Панчук, задумчиво теребя галстук, никак не мог решиться: стоит или не стоит говорить о том, что киевскую область премьер проиграл? Да и как оно могло быть иначе. До прихода Яценко в премьерское кресло на всех постах сидели свои люди, те, кого Петро Михайлович хорошо знал. И не один год, а лет так с десяток. Машина работала, шестерёнки крутились. Всё чин — чинарём. Да, два года назад, с приходом Яценко в кресло премьера, начались, как их там внук назвал? Пертурбации. Не слово, а срамота одна. И вот, благодаря тем самым пертурбациям, всё сыпаться и начало. Сначала сместили руководство верхнего звена. Киевлян заменили донецкими. Ладно, Бог с ним, как-нибудь пережили бы. Но ведь после ухватились за область и районы.
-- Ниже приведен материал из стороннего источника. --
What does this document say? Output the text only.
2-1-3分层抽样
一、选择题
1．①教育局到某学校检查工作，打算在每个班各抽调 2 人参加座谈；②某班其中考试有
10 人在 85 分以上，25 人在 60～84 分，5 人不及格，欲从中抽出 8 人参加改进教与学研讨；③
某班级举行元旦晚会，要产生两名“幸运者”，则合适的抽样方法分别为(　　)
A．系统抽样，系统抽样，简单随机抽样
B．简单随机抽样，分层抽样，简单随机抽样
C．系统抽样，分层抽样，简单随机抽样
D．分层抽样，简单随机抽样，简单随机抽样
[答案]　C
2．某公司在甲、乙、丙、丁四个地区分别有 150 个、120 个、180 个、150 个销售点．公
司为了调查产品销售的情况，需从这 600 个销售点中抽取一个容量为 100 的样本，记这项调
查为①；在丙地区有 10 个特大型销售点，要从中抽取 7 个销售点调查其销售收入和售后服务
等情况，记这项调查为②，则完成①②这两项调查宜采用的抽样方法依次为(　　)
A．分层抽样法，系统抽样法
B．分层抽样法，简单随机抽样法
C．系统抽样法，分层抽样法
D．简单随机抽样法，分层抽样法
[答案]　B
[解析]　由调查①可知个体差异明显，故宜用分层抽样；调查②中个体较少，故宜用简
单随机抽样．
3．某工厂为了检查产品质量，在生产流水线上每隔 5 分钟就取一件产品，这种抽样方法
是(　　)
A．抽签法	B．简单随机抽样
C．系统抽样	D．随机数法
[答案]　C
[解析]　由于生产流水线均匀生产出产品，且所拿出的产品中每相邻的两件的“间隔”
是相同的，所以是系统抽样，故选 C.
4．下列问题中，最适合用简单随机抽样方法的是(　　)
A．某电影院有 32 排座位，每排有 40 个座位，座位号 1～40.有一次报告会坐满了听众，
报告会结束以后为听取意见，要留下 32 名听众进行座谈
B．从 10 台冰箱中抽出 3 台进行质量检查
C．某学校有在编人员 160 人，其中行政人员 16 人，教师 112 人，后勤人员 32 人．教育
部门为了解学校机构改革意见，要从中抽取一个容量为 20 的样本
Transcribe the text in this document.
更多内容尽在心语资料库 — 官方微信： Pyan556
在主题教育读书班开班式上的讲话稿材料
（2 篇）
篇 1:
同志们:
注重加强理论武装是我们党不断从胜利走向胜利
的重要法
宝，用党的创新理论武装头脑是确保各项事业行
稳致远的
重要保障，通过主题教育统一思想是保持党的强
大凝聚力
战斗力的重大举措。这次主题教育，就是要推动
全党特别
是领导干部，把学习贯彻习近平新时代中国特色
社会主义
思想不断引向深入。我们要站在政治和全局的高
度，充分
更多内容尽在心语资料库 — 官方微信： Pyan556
Один из приближённых премьера, став начальником Стугновского отделения милиции, вовсе страх потерял. Сынок его совершил убийство, еле отмазали, так потом сам папаша в пьяном виде бабку на перекрёстке сбил на смерть. Никто раньше себе такого не позволял. Власть крепкой рукой держали. Да, народ гнули, но так, чтобы не перегнуть, не сломать. И закон чтили. А иначе нельзя. Сегодня ты беспредел устроишь, завтра он тебе в десятикратном размере вернётся. А эти, пришельцы, живут, как будто в последний день. И попробуй сидящему напротив мужику хоть слово против его землячков сказать, глотку перегрызёт. А налоговая инспекция? Частных предпринимателей до такой степени выдоила, диву даёшься, как они ещё лямку тянут.

— Я так думаю, — решился, всё-таки, Петро Михайлович сказать половинчатую правду, — Часть области за тебя проголосует. Процентов пятьдесят. Ну, а за вторую извини, поручиться не могу.

— Рад, — Яценко удовлетворённо похлопал главу области по плечу, достал коньяк, разлил в стопки, — рад, что не соврал. Сам знаешь, по мне лучше правда, пусть самая больная, но правда, чем боль от вранья. Давай выпьем, как в былые времена, за наш успех.

Коньяк оказался французский, из элитных сортов. В крепких напитках Петро Михайлович разбирался великолепно.

— С головами районных администраций поработал?

— Как договаривались, Владимир Николаевич. С каждым индивидуально. И «капусты» по своей инициативе им отстегнул.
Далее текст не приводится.